This is not an accident of Delta’s design. It is a predictable consequence of embedding protocol semantics inside an engine-coupled implementation. The question was how to separate that logic from the engine.

The Architectural Response

Extracting the protocol

The answer was not to build better connectors one by one. It was to separate what the protocol says from how the data is processed.

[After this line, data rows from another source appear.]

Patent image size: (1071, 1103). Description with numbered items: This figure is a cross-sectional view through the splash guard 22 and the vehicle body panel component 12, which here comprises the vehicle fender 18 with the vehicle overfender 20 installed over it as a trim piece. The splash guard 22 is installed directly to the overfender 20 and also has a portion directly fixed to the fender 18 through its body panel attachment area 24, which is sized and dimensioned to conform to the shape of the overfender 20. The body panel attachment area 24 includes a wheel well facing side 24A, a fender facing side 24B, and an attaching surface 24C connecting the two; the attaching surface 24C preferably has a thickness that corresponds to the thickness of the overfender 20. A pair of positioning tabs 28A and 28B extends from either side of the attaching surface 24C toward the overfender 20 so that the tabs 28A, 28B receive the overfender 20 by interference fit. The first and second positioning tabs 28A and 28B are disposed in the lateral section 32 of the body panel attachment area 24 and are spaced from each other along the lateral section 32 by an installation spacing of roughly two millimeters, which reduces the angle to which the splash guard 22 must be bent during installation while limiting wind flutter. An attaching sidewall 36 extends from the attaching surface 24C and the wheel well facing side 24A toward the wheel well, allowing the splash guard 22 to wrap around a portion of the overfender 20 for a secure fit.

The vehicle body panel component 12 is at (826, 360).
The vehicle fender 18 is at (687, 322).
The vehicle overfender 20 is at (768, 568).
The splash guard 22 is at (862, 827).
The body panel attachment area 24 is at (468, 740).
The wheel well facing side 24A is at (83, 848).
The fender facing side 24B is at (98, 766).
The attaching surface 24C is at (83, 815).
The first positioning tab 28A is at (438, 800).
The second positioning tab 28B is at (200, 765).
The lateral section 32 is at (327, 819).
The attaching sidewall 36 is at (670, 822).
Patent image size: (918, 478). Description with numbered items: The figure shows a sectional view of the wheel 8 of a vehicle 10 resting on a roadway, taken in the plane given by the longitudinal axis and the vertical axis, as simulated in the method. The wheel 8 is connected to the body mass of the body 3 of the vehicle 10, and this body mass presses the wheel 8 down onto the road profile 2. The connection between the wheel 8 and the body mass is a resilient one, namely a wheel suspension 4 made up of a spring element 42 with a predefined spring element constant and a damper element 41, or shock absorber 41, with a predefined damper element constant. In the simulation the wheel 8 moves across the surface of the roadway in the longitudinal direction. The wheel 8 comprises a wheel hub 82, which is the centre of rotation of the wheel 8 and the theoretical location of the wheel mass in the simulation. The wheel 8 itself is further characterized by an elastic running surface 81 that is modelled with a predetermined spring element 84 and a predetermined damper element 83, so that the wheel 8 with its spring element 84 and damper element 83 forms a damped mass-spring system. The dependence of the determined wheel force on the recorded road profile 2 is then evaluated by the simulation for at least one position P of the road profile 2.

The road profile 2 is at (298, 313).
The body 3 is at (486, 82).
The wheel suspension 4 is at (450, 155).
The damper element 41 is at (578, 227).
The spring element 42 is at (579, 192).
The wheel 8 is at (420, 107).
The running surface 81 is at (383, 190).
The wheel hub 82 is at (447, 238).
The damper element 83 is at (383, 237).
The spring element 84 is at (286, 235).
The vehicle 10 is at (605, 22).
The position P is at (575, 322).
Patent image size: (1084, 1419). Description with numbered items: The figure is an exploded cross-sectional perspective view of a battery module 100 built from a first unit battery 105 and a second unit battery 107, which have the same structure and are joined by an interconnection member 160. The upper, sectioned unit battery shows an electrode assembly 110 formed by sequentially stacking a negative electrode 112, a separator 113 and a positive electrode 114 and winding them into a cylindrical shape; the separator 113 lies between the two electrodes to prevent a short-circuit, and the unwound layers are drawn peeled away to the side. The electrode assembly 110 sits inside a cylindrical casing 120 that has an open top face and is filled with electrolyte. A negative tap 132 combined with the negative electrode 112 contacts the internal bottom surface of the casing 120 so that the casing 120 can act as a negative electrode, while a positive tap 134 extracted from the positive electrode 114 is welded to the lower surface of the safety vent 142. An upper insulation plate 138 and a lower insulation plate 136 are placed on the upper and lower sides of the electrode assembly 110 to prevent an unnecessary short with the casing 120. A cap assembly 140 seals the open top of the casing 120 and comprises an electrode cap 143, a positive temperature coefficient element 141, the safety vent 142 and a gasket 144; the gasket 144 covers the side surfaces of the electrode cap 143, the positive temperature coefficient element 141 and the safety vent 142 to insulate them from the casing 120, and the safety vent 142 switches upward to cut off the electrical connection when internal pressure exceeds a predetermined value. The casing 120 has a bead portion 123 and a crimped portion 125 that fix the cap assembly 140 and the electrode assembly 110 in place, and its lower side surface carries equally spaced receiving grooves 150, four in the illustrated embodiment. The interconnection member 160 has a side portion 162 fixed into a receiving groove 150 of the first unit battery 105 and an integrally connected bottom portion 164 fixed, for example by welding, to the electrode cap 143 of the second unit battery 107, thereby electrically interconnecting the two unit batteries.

Delta Kernel is the initiative that emerged from this insight — a set of libraries, developed under the delta-io umbrella, whose goal is to extract protocol logic into a shared layer independent of any engine. The division of responsibility is precise: snapshot construction, log interpretation, feature handling, and schema semantics live in the kernel; file reading, expression evaluation, and execution — including distributed execution where relevant — remain the responsibility of the host engine. The kernel exists in two implementation lines: a Java kernel for JVM-based engines, and a Rust kernel for non-JVM and cross-language environments, with C FFI bindings for embedding.¹

Before Delta Kernel:

┌─────────────────────────────────┐
│         Delta Scala             │
│  ┌───────────────────────────┐  │
│  │  Protocol logic (Delta)   │  │
│  │  + Spark runtime coupling │  │
│  └───────────────────────────┘  │
└─────────────────────────────────┘

After Delta Kernel:

┌─────────────────────────────────┐
│   Spark / Flink / Trino /       │  ← engine-specific execution
│   DataFusion / custom engine    │
└────────────────┬────────────────┘
                 │ Engine interface
┌────────────────▼────────────────┐
│          Delta Kernel           │  ← protocol logic only
│  • transaction log parsing      │
│  • snapshot resolution          │
│  • partition pruning metadata   │
│  • column mapping               │
│  • schema enforcement           │
│  • deletion vector application  │
└─────────────────────────────────┘

delta-rs and delta-kernel-rs

delta-rs started in 2020 as a full Rust implementation of Delta Lake, with DataFusion integration and Python bindings. Today, while delta-rs retains everything operational — DML, conflict resolution, retry logic — delta-kernel-rs, developed as part of the Delta Kernel initiative starting in 2023, is emerging as the shared protocol foundation: snapshot resolution, log interpretation, schema enforcement, and metadata semantics. Its write path is still experimental (currently limited to blind appends), but the read-side protocol semantics are already delegated from delta-rs.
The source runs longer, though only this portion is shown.